Turning to civil expenditure, next year will be the first full year of peace and also the first full year of office of His Majesty's present Government; and, this being so, the Committee may take for granted that next year there will be increased expenditure, both to extend the Social Services, and to carry out a number of other constructive tasks. Family allowances will begin to be paid next year under the Act passed at the end of the period of the late Government, and increased old age pensions and other improved benefits will also begin to be paid under the legislation which my right hon. Friend the Minister of National Insurance is now preparing. There will also be increased expenditure on housing and on education, both of which have necessarily fallen into great arrears by reason of the war; and there will be expenditure, in another field, on Colonial Development and Welfare. To do all these things and to do them well, as part of a coherent plan, steadily accomplished stage by stage during the life time of this Parliament—such shall be our aim, our pledge, and our pride. We shall do these things.
Let no one expect—and no sensible person will expect—that we shall be able next year to present a fully balanced Budget. Next year we shall substantially narrow, although we shall not wholly close, the gap between expenditure and revenue.
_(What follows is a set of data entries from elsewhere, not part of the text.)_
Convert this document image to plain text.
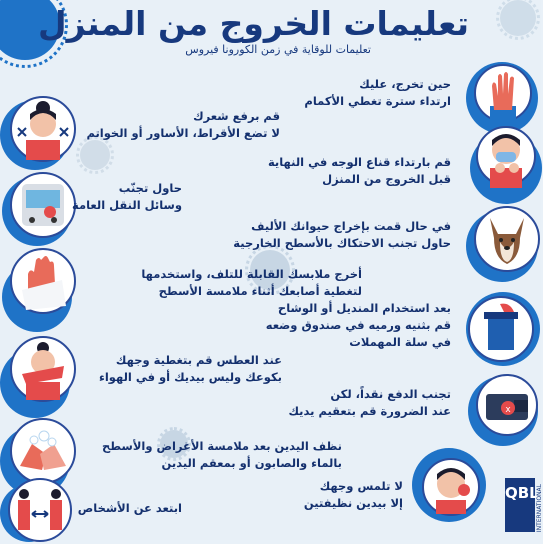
تعليمات الخروج من المنزل
تعليمات للوقاية في زمن الكورونا فيروس
حين تخرج، عليك
ارتداء سترة تغطي الأكمام
قم بارتداء قناع الوجه في النهاية
قبل الخروج من المنزل
في حال قمت بإخراج حيوانك الأليف
حاول تجنب الاحتكاك بالأسطح الخارجية
بعد استخدام المنديل أو الوشاح
قم بثنيه ورميه في صندوق وضعه
في سلة المهملات
x
تجنب الدفع نقداً، لكن
عند الضرورة قم بتعقيم يديك
لا تلمس وجهك
إلا بيدين نظيفتين
قم برفع شعرك
لا تضع الأقراط، الأساور أو الخواتم
حاول تجنّب
وسائل النقل العامة
أخرج ملابسك القابلة للتلف، واستخدمها
لتغطية أصابعك أثناء ملامسة الأسطح
عند العطس قم بتغطية وجهك
بكوعك وليس بيديك أو في الهواء
نظف اليدين بعد ملامسة الأغراض والأسطح
بالماء والصابون أو بمعقم اليدين
ابتعد عن الأشخاص
QBL
INTERNATIONAL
The Committee may recollect that after the last war the Budget was not balanced until the year 1920–21, and even then the surplus was more than accounted for by receipts from the sale of war stores. It was not a genuine surplus. The first genuine surplus did not come after the last war until two years later, 1922–23. If we follow that precedent we shall have our first real surplus in 1949–50. But, of course, we shall see. So far, however, as the general ideas governing this matter are concerned, I would submit to the Committee that, once we are through this transitional and exceptional period of the next few years, we should aim at balancing the Budget, not necessarily each year, but over a period of years, deliberately planning Budget surpluses when trade is firmly good and equally deliberately planning Budget deficits when trade is bad or when it is threatening to go bad; but balancing, over a period, surpluses against deficits.
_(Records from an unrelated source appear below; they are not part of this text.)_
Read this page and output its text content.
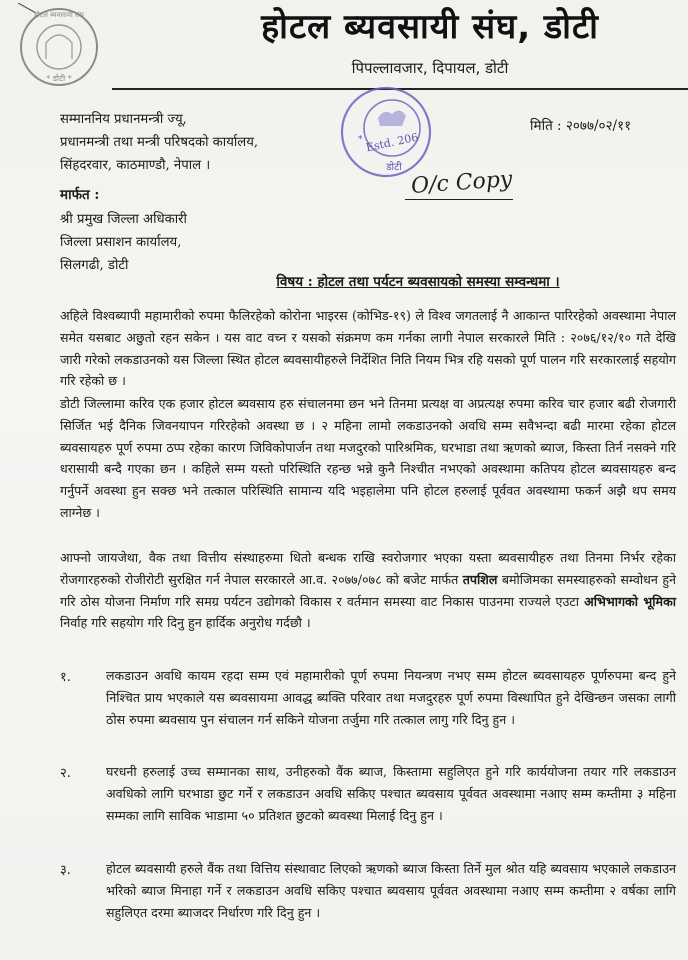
होटल ब्यवसायी संघ
* डोटी *
होटल ब्यवसायी संघ, डोटी
पिपल्लावजार, दिपायल, डोटी
Estd. 206
डोटी
*
सम्माननिय प्रधानमन्त्री ज्यू,
प्रधानमन्त्री तथा मन्त्री परिषदको कार्यालय,
सिंहदरवार, काठमाण्डौ, नेपाल ।
मिति : २०७७/०२/११
O/c Copy
मार्फत :
श्री प्रमुख जिल्ला अधिकारी
जिल्ला प्रसाशन कार्यालय,
सिलगढी, डोटी
विषय : होटल तथा पर्यटन ब्यवसायको समस्या सम्वन्धमा ।
अहिले विश्वब्यापी महामारीको रुपमा फैलिरहेको कोरोना भाइरस (कोभिड-१९) ले विश्व जगतलाई नै आकान्त पारिरहेको अवस्थामा नेपाल समेत यसबाट अछुतो रहन सकेन । यस वाट वच्न र यसको संक्रमण कम गर्नका लागी नेपाल सरकारले मिति : २०७६/१२/१० गते देखि जारी गरेको लकडाउनको यस जिल्ला स्थित होटल ब्यवसायीहरुले निर्देशित निति नियम भित्र रहि यसको पूर्ण पालन गरि सरकारलाई सहयोग गरि रहेको छ ।
डोटी जिल्लामा करिव एक हजार होटल ब्यवसाय हरु संचालनमा छन भने तिनमा प्रत्यक्ष वा अप्रत्यक्ष रुपमा करिव चार हजार बढी रोजगारी सिर्जित भई दैनिक जिवनयापन गरिरहेको अवस्था छ । २ महिना लामो लकडाउनको अवधि सम्म सवैभन्दा बढी मारमा रहेका होटल ब्यवसायहरु पूर्ण रुपमा ठप्प रहेका कारण जिविकोपार्जन तथा मजदुरको पारिश्रमिक, घरभाडा तथा ऋणको ब्याज, किस्ता तिर्न नसक्ने गरि धरासायी बन्दै गएका छन । कहिले सम्म यस्तो परिस्थिति रहन्छ भन्ने कुनै निश्चीत नभएको अवस्थामा कतिपय होटल ब्यवसायहरु बन्द गर्नुपर्ने अवस्था हुन सक्छ भने तत्काल परिस्थिति सामान्य यदि भइहालेमा पनि होटल हरुलाई पूर्ववत अवस्थामा फकर्न अझै थप समय लाग्नेछ ।
आफ्नो जायजेथा, वैक तथा वित्तीय संस्थाहरुमा धितो बन्धक राखि स्वरोजगार भएका यस्ता ब्यवसायीहरु तथा तिनमा निर्भर रहेका रोजगारहरुको रोजीरोटी सुरक्षित गर्न नेपाल सरकारले आ.व. २०७७/०७८ को बजेट मार्फत तपशिल बमोजिमका समस्याहरुको सम्वोधन हुने गरि ठोस योजना निर्माण गरि समग्र पर्यटन उद्योगको विकास र वर्तमान समस्या वाट निकास पाउनमा राज्यले एउटा अभिभागको भूमिका निर्वाह गरि सहयोग गरि दिनु हुन हार्दिक अनुरोध गर्दछौ ।
१.	लकडाउन अवधि कायम रहदा सम्म एवं महामारीको पूर्ण रुपमा नियन्त्रण नभए सम्म होटल ब्यवसायहरु पूर्णरुपमा बन्द हुने निश्चित प्राय भएकाले यस ब्यवसायमा आवद्ध ब्यक्ति परिवार तथा मजदुरहरु पूर्ण रुपमा विस्थापित हुने देखिन्छन जसका लागी ठोस रुपमा ब्यवसाय पुन संचालन गर्न सकिने योजना तर्जुमा गरि तत्काल लागु गरि दिनु हुन ।
२.	घरधनी हरुलाई उच्च सम्मानका साथ, उनीहरुको वैंक ब्याज, किस्तामा सहुलिएत हुने गरि कार्ययोजना तयार गरि लकडाउन अवधिको लागि घरभाडा छुट गर्ने र लकडाउन अवधि सकिए पश्चात ब्यवसाय पूर्ववत अवस्थामा नआए सम्म कम्तीमा ३ महिना सम्मका लागि साविक भाडामा ५० प्रतिशत छुटको ब्यवस्था मिलाई दिनु हुन ।
३.	होटल ब्यवसायी हरुले वैंक तथा वित्तिय संस्थावाट लिएको ऋणको ब्याज किस्ता तिर्ने मुल श्रोत यहि ब्यवसाय भएकाले लकडाउन भरिको ब्याज मिनाहा गर्ने र लकडाउन अवधि सकिए पश्चात ब्यवसाय पूर्ववत अवस्थामा नआए सम्म कम्तीमा २ वर्षका लागि सहुलिएत दरमा ब्याजदर निर्धारण गरि दिनु हुन ।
From the point of view of the public accounts, an old teacher of mine used to say "there is no special sanctity in the period in which the earth revolves around the sun." In recent years thought on this subject has moved very far from its old orthodox bearings, as indeed was recognised by the late Government and their advisers in the famous White Paper on employment policy issued under the late Government, which, I have no doubt, all Members of the Committee, including the newly elected Members, have carefully read and deeply studied. If not, they should do so. It was a very interesting and well written document, as such documents go.